KENYA – In a move to reduce overreliance on maize, the government of Kenya is on course to make blended flour mandatory for millers effective this November.

According to The Nation, the regulations have been drafted and sent to the Attorney General for approval before they are passed into law.

On the same note, the Kenya Bureau of Standards is also finalizing standards that will guide the certification process of these products. The standards were formulated by national, and county governments and development partners.

Through the initiative, millers will be expected to mill 10 percent of their daily produce into blended flour.

According to the State, the main goal of the initiative is to make under-utilized crops more value-chain competitive, improve nutrition as well create employment opportunities.

Hailing the move, stakeholders in the Flour Blending Initiative feel that the move is long overdue, accusing the government of dragging its feet in approving the regulation.  As a result, the government has given a September deadline for the regulation to be affected.

The push for the milling of blended flours by millers started in 2018, when the Ministry of Agriculture with help from various development partners drafted guidelines and standards governing the blending of maize and wheat flour.

Bridging deficit with local commodities

Kenya has been experiencing an acute maize shortage due to drought coupled with a high cost of fertilizers that raised the cost of production.

Recent data by the Kenya National Bureau of Statistics (KNBS) reveals that the production of Kenya’s number one staple food, maize, has fallen by a whopping 10.9 million in five years hampering the country’s food security efforts.

In addition, according to data from the Ministry of Agriculture, Kenya produces 36-38 million bags of maize annually against consumption of 48 million bags in the same duration, compelling the country to import the deficit.

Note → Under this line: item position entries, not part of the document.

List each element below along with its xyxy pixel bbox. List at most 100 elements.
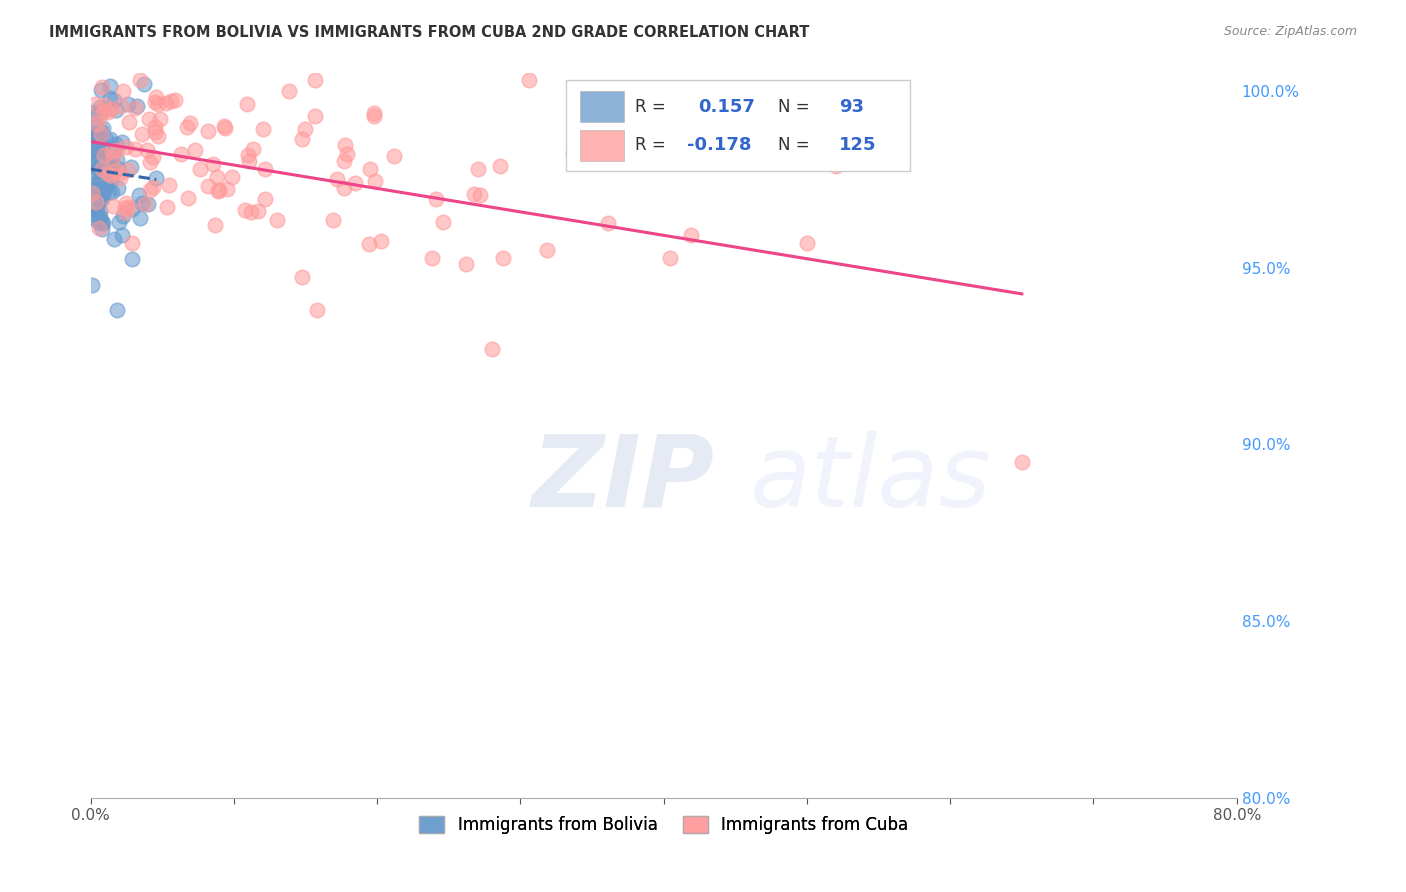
Point [207, 183, 229, 197]
Point [87, 177, 110, 191]
FancyBboxPatch shape [567, 80, 910, 171]
Point [252, 121, 274, 136]
Point [1011, 455, 1033, 469]
Point [454, 257, 477, 271]
Point [87, 220, 110, 235]
Point [591, 132, 613, 146]
Point [94, 178, 117, 193]
Point [111, 83, 134, 97]
Point [89, 174, 111, 188]
Point [86, 203, 108, 218]
Point [333, 138, 356, 153]
Point [111, 135, 134, 149]
Point [107, 181, 129, 195]
Point [221, 169, 243, 184]
Point [128, 187, 150, 202]
Point [681, 227, 703, 242]
Point [291, 270, 314, 285]
Point [90, 191, 112, 205]
Point [370, 235, 392, 249]
Point [87, 192, 110, 206]
Point [93, 103, 115, 118]
Point [82, 184, 104, 198]
Point [121, 252, 143, 266]
Point [240, 205, 263, 219]
Point [201, 156, 224, 170]
Point [105, 302, 128, 317]
Point [304, 73, 326, 87]
Text: N =: N = [779, 97, 810, 116]
Point [107, 215, 129, 229]
Point [80, 120, 103, 135]
Point [212, 119, 235, 133]
Point [93, 144, 115, 158]
Point [242, 142, 264, 156]
Point [517, 73, 540, 87]
Point [91, 80, 114, 95]
Point [233, 202, 256, 217]
Point [155, 96, 177, 111]
Point [149, 112, 172, 127]
Point [100, 102, 122, 116]
Point [120, 160, 142, 174]
Point [197, 124, 219, 138]
Point [101, 186, 124, 200]
FancyBboxPatch shape [581, 130, 624, 161]
Point [80, 153, 103, 167]
Point [236, 97, 259, 112]
Point [333, 153, 356, 168]
Point [98, 91, 121, 105]
Point [103, 93, 125, 107]
Point [468, 188, 491, 202]
Point [824, 159, 846, 173]
Point [489, 159, 512, 173]
Point [124, 142, 146, 156]
Point [86, 208, 108, 222]
Point [136, 144, 159, 158]
Point [359, 237, 381, 252]
Point [165, 93, 187, 107]
Point [145, 171, 167, 186]
Point [84, 181, 107, 195]
Point [266, 213, 288, 227]
Point [659, 252, 682, 266]
Point [142, 179, 165, 194]
Point [90, 128, 112, 142]
Point [82, 105, 104, 120]
Point [425, 192, 447, 206]
Text: atlas: atlas [749, 431, 991, 527]
Point [84, 195, 107, 210]
Point [87, 142, 110, 156]
Point [90, 128, 112, 142]
Point [157, 178, 180, 192]
Point [86, 160, 108, 174]
Point [89, 204, 111, 219]
Text: IMMIGRANTS FROM BOLIVIA VS IMMIGRANTS FROM CUBA 2ND GRADE CORRELATION CHART: IMMIGRANTS FROM BOLIVIA VS IMMIGRANTS FR… [49, 25, 810, 40]
Point [108, 166, 131, 180]
Point [101, 199, 124, 213]
Point [98, 168, 121, 182]
Point [131, 128, 153, 142]
Point [207, 184, 229, 198]
Point [170, 146, 193, 161]
Point [205, 169, 228, 184]
Point [467, 162, 489, 177]
Point [89, 100, 111, 114]
Point [80, 186, 103, 200]
Point [105, 153, 128, 168]
Point [131, 196, 153, 211]
Point [463, 186, 485, 201]
Point [87, 112, 110, 126]
Point [156, 200, 179, 214]
Point [80, 278, 103, 293]
Point [93, 98, 115, 112]
Point [536, 243, 558, 257]
Point [333, 180, 356, 194]
Point [796, 235, 818, 250]
Point [84, 186, 107, 200]
Point [422, 252, 444, 266]
Point [145, 120, 167, 135]
Point [112, 210, 135, 224]
Point [87, 173, 110, 187]
Point [105, 103, 128, 117]
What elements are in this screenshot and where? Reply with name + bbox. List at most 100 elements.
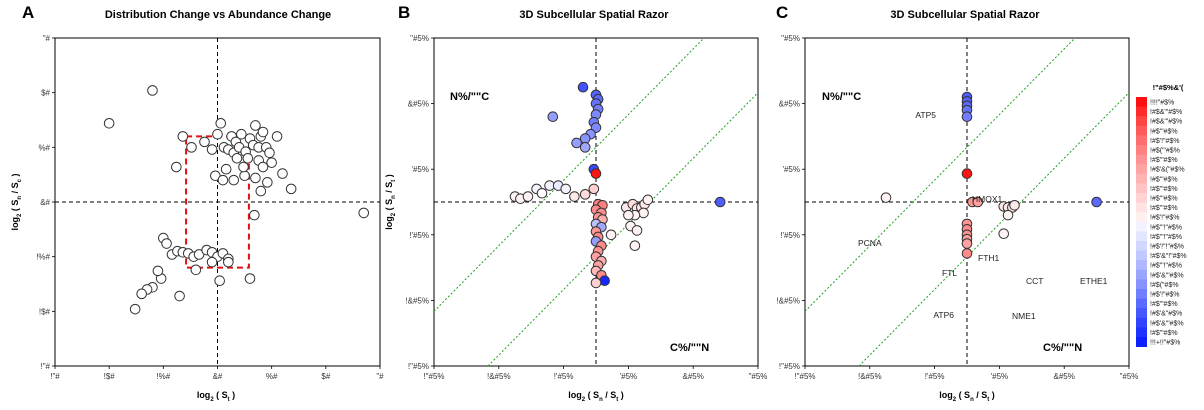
colorbar-label: !#$("#$%	[1150, 282, 1179, 289]
panel-b-point	[631, 225, 643, 236]
panel-a-point	[103, 117, 115, 129]
colorbar-label: !#$'"!"#$%	[1150, 234, 1182, 241]
panel-a-point	[217, 174, 229, 186]
panel-a-title: Distribution Change vs Abundance Change	[105, 9, 331, 21]
panel-b-xtick: '#5%	[620, 372, 638, 381]
panel-c-point	[1091, 196, 1102, 208]
colorbar-label: !#$'&("#$%	[1150, 167, 1185, 174]
panel-c-corner-topleft: N%/""C	[822, 91, 861, 103]
colorbar-swatch	[1136, 241, 1147, 251]
annotation-atp5: ATP5	[915, 110, 936, 120]
panel-b-ytick: !'#5%	[409, 231, 429, 240]
panel-a-point	[171, 161, 182, 173]
colorbar-swatch	[1136, 145, 1147, 155]
colorbar-label: !#$'"!"#$%	[1150, 263, 1182, 270]
panel-a-ylabel: log2 ( Sn / Sc )	[10, 174, 23, 231]
panel-a-point	[228, 174, 240, 186]
panel-a-point	[177, 131, 189, 142]
panel-b-ytick: !"#5%	[408, 362, 429, 371]
panel-a-point	[220, 163, 232, 175]
colorbar-label: !#$'&'"#$%	[1150, 272, 1184, 279]
panel-b-point	[536, 187, 548, 199]
panel-b-xtick: &#5%	[683, 372, 704, 381]
panel-a-point	[255, 185, 267, 197]
panel-b-xtick: !"#5%	[423, 372, 444, 381]
panel-a-point	[214, 275, 225, 287]
colorbar-swatch	[1136, 260, 1147, 271]
annotation-ftl: FTL	[942, 268, 957, 278]
panel-b-label: B	[398, 3, 410, 22]
panel-b-corner-topleft: N%/""C	[450, 91, 489, 103]
panel-c: C 3D Subcellular Spatial Razor !"#5% !&#5…	[776, 3, 1138, 403]
colorbar-label: !#$'!"#$%	[1150, 215, 1180, 222]
colorbar-swatch	[1136, 298, 1147, 309]
panel-c-title: 3D Subcellular Spatial Razor	[890, 9, 1040, 21]
annotation-pcna: PCNA	[858, 238, 882, 248]
colorbar-label: !!!!"#$%	[1150, 100, 1174, 107]
panel-b-point	[579, 142, 591, 153]
panel-a-point	[147, 85, 158, 96]
panel-a-point	[358, 207, 370, 219]
colorbar-label: !#$'&"!"#$%	[1150, 253, 1187, 260]
panel-b-point	[605, 229, 617, 241]
panel-a: A Distribution Change vs Abundance Chang…	[10, 3, 384, 403]
annotation-fth1: FTH1	[978, 253, 1000, 263]
panel-a-point	[249, 209, 260, 221]
panel-a-ytick: !"#	[40, 362, 50, 371]
panel-c-xtick: !"#5%	[794, 372, 815, 381]
colorbar-label: !#$'!"#$%	[1150, 138, 1180, 145]
panel-b-ytick: "#5%	[410, 34, 429, 43]
colorbar-swatch	[1136, 337, 1147, 347]
panel-a-point	[206, 256, 218, 268]
panel-a-point	[257, 161, 269, 173]
panel-b-xlabel: log2 ( Sn / St )	[568, 390, 624, 403]
colorbar-swatch	[1136, 212, 1147, 223]
panel-b-point	[579, 133, 591, 144]
annotation-nme1: NME1	[1012, 311, 1036, 321]
panel-c-xlabel: log2 ( Sn / St )	[939, 390, 995, 403]
panel-b-point	[569, 191, 580, 202]
panel-c-point	[1009, 199, 1020, 211]
panel-a-label: A	[22, 3, 34, 22]
colorbar-label: !#$'&"#$%	[1150, 311, 1182, 318]
colorbar-swatch	[1136, 221, 1147, 232]
annotation-cct: CCT	[1026, 276, 1043, 286]
colorbar-label: !#$('"#$%	[1150, 148, 1180, 155]
panel-b-point	[638, 207, 649, 219]
panel-a-point	[215, 117, 227, 129]
colorbar-label: !#$'"#$%	[1150, 176, 1178, 183]
panel-a-xtick: !$#	[104, 372, 116, 381]
panel-c-point	[972, 196, 984, 208]
panel-b-point	[560, 183, 572, 195]
panel-b-title: 3D Subcellular Spatial Razor	[519, 9, 669, 21]
colorbar-swatch	[1136, 106, 1147, 117]
colorbar-swatch	[1136, 202, 1147, 213]
colorbar-label: !#$'"#$%	[1150, 330, 1178, 337]
panel-c-ytick: !'#5%	[780, 231, 800, 240]
colorbar-swatch	[1136, 116, 1147, 127]
panel-c-point	[961, 111, 973, 123]
colorbar-swatch	[1136, 183, 1147, 194]
colorbar-label: !#$'"#$%	[1150, 205, 1178, 212]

“This means we are normally faced with a deficit of around 12 million bags annually. And to bridge this gap, we need to come up with a way to fill the gap,” said Ag Director Capacity Building and Knowledge Management from the Ministry of Agriculture, Jane Wambugu.

Wambugu said that that’s why the state is targeting sorghum, cassava, millet, and sweet potatoes which can be locally availed to be blended with either maize or wheat.

The regulations and standards, she added, will provide guidelines on how to go about the entire process –from acquiring and handling the raw materials to the final process of packaging.

To ensure its implementation, the ministry has been working closely with the European Union, Selp-Help Africa, and several other organizations to kick-start the initiative.

A collaborative effort

According to Nation, County governments have also been brought on board and tasked to come up with an action plan on how they will assist farmers in growing more of the under-utilized crops.

The majority of the counties are from the arid and semi-arid regions (Asal) since the targeted crops do well in these regions. The stakeholders are also aiming at promoting climate-smart-agriculture.

Anthony Ndirangu, National chairman of the Agro Processors Association of Kenya (APAK) on his part, expressed contentment with the move saying that millers have had a rough time searching for these products, adding that their biggest challenge is the likelihood of consumption of the blended flours by the public.

With this in mind, he calls on the government to sensitize the public through a vigorous campaign on the importance of consuming blended flour before they start milling.